1042 ET - The coming weeks will see whether the U.S.-Iran cease-fire rally is justified, but "markets are clearly operating on the assumption that the agreement to have a cessation of hostilities is a positive step," PGIM's Robert Tipp says. He thinks markets were already "aggressively priced" before the first U.S.-Israel strikes in Iran, and the hostilities triggered anxious sell-offs now reversed for fear of missing out on the "big trade." Tipp says a resilient U.S. economy and upcoming monetary easing will be the main drivers of investment decisions for the time being. The 10-year yield is at 4.266%, off early lows. (paulo.trevisani@wsj.com; @ptrevisani)

1038 ET - Live cattle futures are trading above $2.49 a pound, which would be a new record high if they settle at this level. Supporting cattle prices is the dramatic easing seen in energy prices, says AgResource in a note. Higher oil prices have been a pressure point for cattle futures on the view that consumers paying more at the gas pump means they'll choose cheaper proteins like pork or chicken.
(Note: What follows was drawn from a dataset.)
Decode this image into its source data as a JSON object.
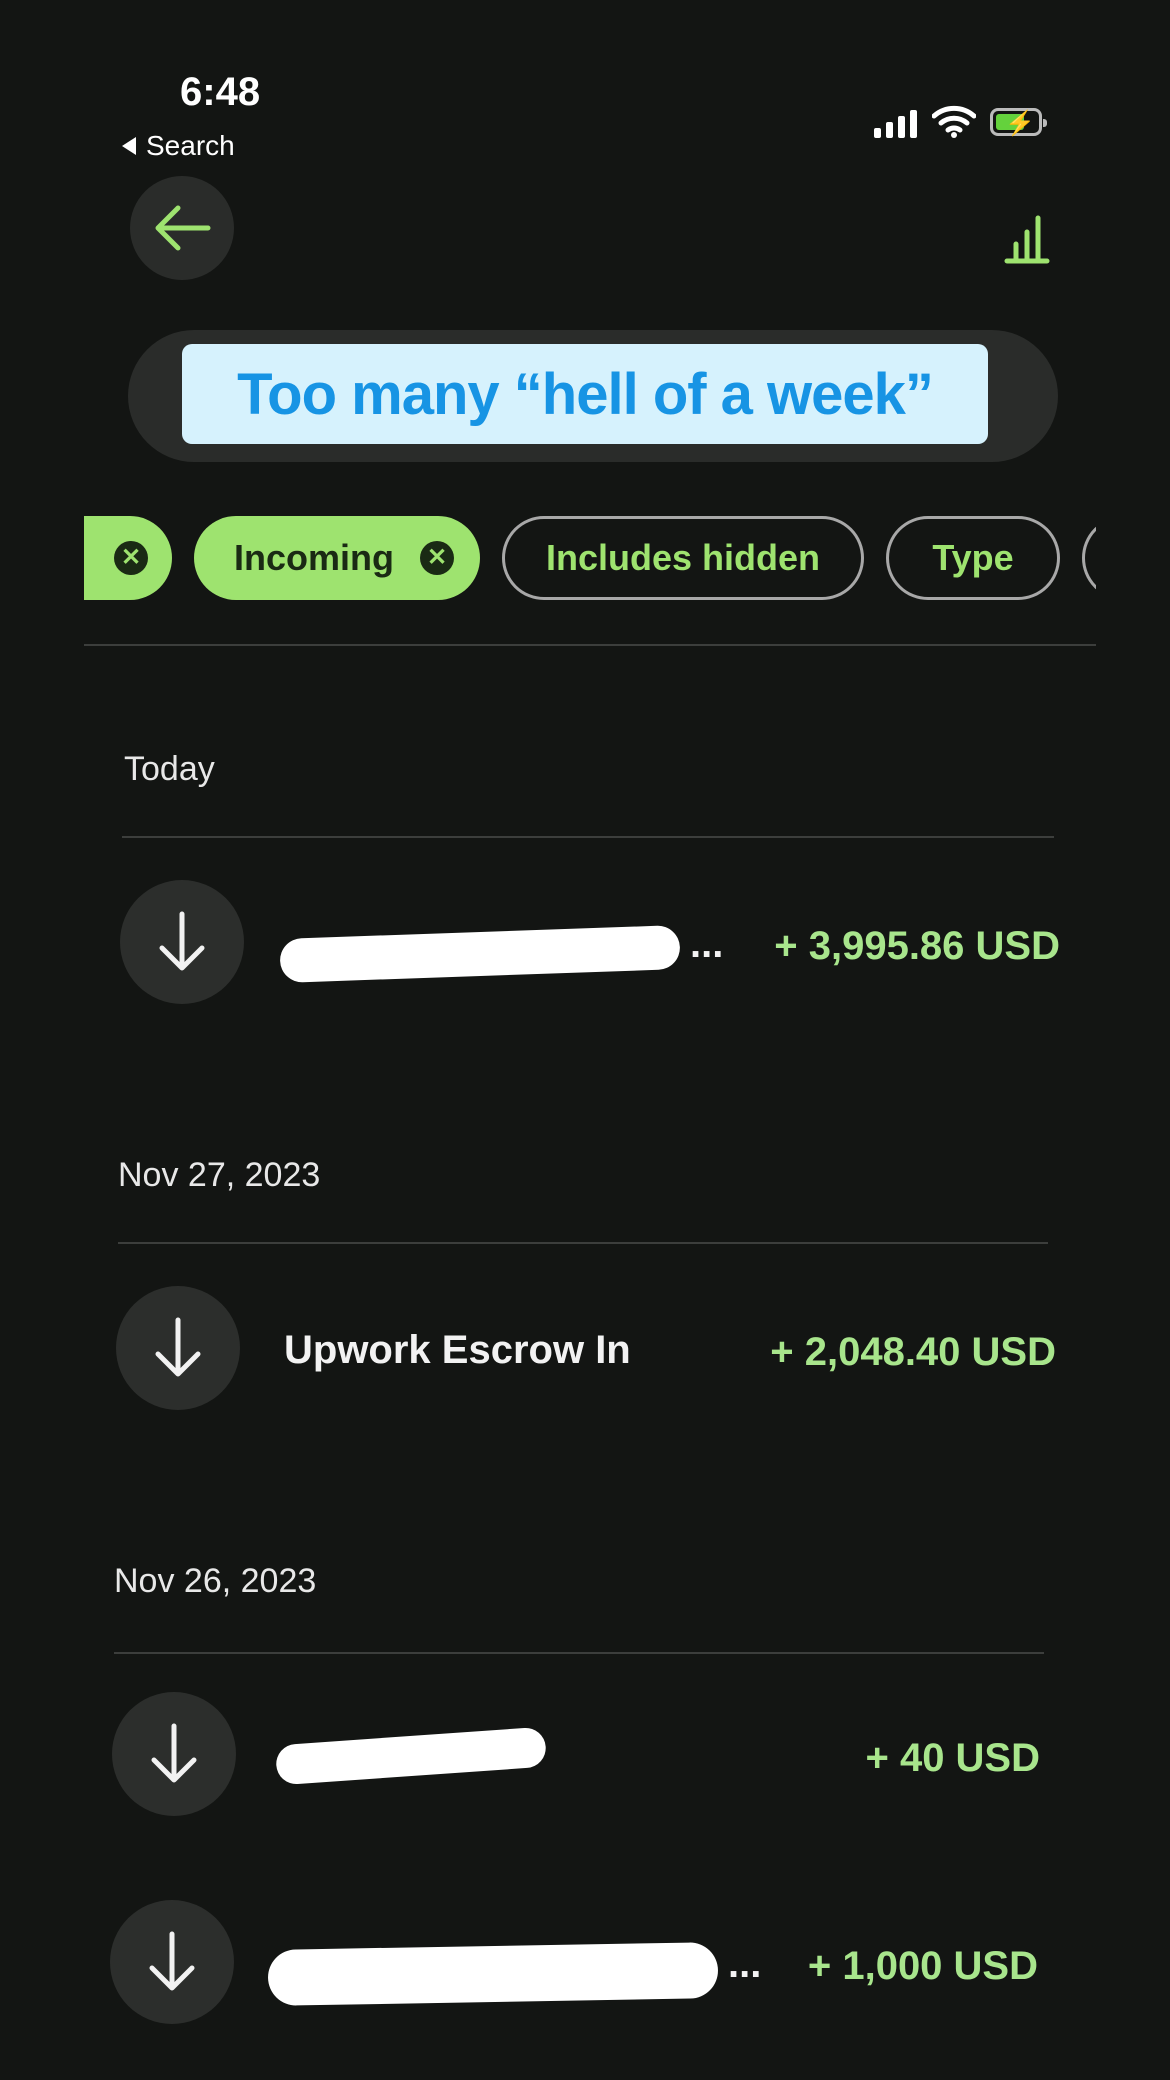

Crude oil is down 16% following the two-week cease- fire in the war. Lean hog futures are down 0.2%. (kirk.maltais@wsj.com)

1035 ET--U.S. cruise companies are some of the biggest winners from the U.S.-Iran cease-fire, which President Trump announced Tuesday night. Shares of Carnival, which operates one of the largest U.S. cruise lines, are up 14% to $28.67, making it the best performer on the S&P 500. It's on pace for the largest percent increase since April 9, 2025, when it rose 17.5%. Trump's cease-fire would require Iran to end its blockade of the Strait of Hormuz, which had choked off much of the world's oil supply. Cruise companies like Carnival depend heavily on oil for fuel, so falling oil prices are a boon to their business. ( chris.kuo@wsj.com )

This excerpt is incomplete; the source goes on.